By Nova Safo, CNN
Follow on Twitter: @Nova_Safo
Moore, Oklahoma (CNN) - In the aftermath of the monster tornado in Oklahoma, there’s been a lot of discussion about storm shelters. Tornadoes are common in the area, but few buildings have basements or above-ground shelters.
Students at the elementary school that collapsed could only huddle in a hallway as 200-mile-per-hour winds tore apart their building. Seven children died.
Now there’s an effort to bring shelters to Oklahoma’s schools, especially in Moore.
Mark McBride, who represents Moore in the Oklahoma legislature, has teamed up with other lawmakers to create a fund. The money will go to placing storm shelters inside schools. They’ve already received a $500,000 donation from an Oklahoma-based company.
This tornado was an F-5. The top of the scale. The last one of the same magnitude was in 1999.
[1:16] "What’s the odds of having two F5 tornadoes in your lifetime? You don’t expect that. A structure like this would withstand an F2 or 3, you know. It’s kinda how we’ve done things."
There appear to be the beginnings of a cultural shift here.
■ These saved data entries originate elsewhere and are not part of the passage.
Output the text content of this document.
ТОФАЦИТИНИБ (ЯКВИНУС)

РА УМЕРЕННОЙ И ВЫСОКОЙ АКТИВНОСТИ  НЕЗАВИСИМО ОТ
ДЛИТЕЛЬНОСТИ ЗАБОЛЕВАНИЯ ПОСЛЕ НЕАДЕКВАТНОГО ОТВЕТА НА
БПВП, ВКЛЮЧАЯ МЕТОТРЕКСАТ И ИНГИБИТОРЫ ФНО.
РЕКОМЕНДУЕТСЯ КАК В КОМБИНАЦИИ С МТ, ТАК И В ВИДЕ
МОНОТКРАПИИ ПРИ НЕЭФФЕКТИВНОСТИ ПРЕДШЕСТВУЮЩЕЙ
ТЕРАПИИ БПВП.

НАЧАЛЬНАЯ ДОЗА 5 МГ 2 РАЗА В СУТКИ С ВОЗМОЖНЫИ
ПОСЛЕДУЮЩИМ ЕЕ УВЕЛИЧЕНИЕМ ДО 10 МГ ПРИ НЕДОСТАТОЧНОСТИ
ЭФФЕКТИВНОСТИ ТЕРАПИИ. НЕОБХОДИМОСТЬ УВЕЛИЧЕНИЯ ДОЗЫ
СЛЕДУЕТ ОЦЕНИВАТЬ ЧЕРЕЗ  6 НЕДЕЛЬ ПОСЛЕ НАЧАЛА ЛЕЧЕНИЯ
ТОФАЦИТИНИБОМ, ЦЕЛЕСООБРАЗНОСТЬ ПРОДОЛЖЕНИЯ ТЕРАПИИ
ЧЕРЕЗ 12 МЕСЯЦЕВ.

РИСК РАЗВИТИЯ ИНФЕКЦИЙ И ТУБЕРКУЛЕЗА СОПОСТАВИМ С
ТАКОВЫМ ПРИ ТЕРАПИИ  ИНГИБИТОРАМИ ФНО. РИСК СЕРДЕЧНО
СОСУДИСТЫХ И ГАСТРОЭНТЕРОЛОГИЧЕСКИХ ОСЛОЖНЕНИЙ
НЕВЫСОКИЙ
A monster tornado is now no longer a 100-year-event. Tasha Hames lives in the neighborhood that was spared by the tornado. She says her family is one of the few in town who have a storm shelter. It’s in the garage:
[3:17] "Ours is above ground. It’s the armor. Kind of like what they use for military vehicles. And it’s bolted to the ground and the cement."
It’s a small metal bunker about 6-by-5 feet. With a heavy metal door.
[3:35] "When the storm first started we shut off all three locks. And it just vibrated and shook while we’re in here.”
Other families were also in the shelter and Hames says the experience showed them how important shelters are.